One thing we've been discussing in this column of late is rock music's seeming inability to deal with the social, political and cultural changes over the last seven of eight years. It can't even keep up with other forms of pop music. While it may still be alive, it's in the background. It doesn't speak to its target audience anymore and rock stars don't exist anymore.
With the proliferation and intermingling of hip-hop (which is killing it on all streaming services like Apple Music and Spotify), R&B, avant-garde and noise, along with the electronic pop, a lot of action in this world is happening in sleepy old Tucson right now.
You could file this musical action perhaps in line with Kanye West's most experimental and innovative work, or alongside noise-rap acts like B L A C K I E and genre pioneers Death Grips. It includes Tucson two-piece Headlock who call their music shred-rap, as well as the outre electronic record label Bank Notes (profiled a few months ago in Tucson Weekly) whose roster includes the luminescent Gray Sweater Audio and the wonderfully droning and abrasive Sunfucked (Note: although neither Sunfucked or Gray Sweater Audio will be performing this week with the other acts in this column, they are fellow travelers.)
There's the Jivin Scientists, who have been around long enough to be deemed seminal to the growth of the Tucson music community of like-minded people.
And there's Otherly Love and Acorn Bcorn, ostensibly rock bands but like the New York postpunk No Wave movement—that tradition going back through Yoko Ono and her infiltration of the rock world with John Lennon. Because Ono's work of the period used electric guitars and a drum set, audiences couldn't understand what the fuck she was doing and branded her a talentless charlatan. This would happen again a decade later with No Wave. And while Acorn Bcorn and Otherly Love tend to inspire much more goodwill in their music among audiences, it doesn't dull their edges.
And finally, there's Lasso, an enigma who wraps up all these different strands into one uncategorizable narcotic cocoon of hip-hop, silky R&B, Jamaican dub and the iconoclasm of Otherly Love and Acorn Bcorn.

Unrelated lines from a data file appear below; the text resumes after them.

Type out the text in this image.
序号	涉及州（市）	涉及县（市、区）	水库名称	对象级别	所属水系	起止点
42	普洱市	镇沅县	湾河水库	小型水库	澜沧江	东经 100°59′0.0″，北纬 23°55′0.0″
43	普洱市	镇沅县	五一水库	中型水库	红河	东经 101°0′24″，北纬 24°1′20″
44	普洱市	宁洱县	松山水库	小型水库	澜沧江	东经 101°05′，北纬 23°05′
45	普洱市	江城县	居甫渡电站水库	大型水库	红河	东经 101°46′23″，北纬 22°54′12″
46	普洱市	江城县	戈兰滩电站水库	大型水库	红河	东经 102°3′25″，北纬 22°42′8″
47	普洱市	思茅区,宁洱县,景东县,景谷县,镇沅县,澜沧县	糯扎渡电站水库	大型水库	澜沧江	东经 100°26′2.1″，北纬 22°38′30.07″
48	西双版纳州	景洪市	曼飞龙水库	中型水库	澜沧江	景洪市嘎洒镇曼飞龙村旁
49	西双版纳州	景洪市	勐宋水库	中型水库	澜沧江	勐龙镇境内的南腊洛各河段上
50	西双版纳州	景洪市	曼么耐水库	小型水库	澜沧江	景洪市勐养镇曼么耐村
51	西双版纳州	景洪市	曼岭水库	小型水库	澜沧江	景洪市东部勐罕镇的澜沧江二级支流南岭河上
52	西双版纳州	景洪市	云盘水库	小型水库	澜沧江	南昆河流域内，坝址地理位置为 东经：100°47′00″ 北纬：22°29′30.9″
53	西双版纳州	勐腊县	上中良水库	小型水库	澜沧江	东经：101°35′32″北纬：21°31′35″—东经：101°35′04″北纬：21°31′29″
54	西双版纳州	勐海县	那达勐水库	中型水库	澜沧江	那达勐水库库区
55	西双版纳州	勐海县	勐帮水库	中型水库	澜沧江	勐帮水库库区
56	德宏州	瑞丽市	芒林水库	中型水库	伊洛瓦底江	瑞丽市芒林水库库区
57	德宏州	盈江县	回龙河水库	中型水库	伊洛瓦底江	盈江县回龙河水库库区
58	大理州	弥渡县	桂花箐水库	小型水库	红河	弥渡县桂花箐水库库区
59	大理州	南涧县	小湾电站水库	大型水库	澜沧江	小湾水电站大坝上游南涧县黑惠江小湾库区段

This year is the year Tucson has a musical upheaval. Don't be surprised if these artists and others who haven't even played a show or wrote a song are part of the revolt. Which makes this unequivocally a victory, in that rare moment where the losses sustained were more than worth it.
Headlock, Acorn Bcorn, Jivin' Scientists, Lasso, and Otherly Love celebrate the one-year anniversary of Tucson fanzine Hocus Bogus. Saturday, Jan. 28. 191 Toole, 191 Toole Ave. 7 p.m. $5. All ages.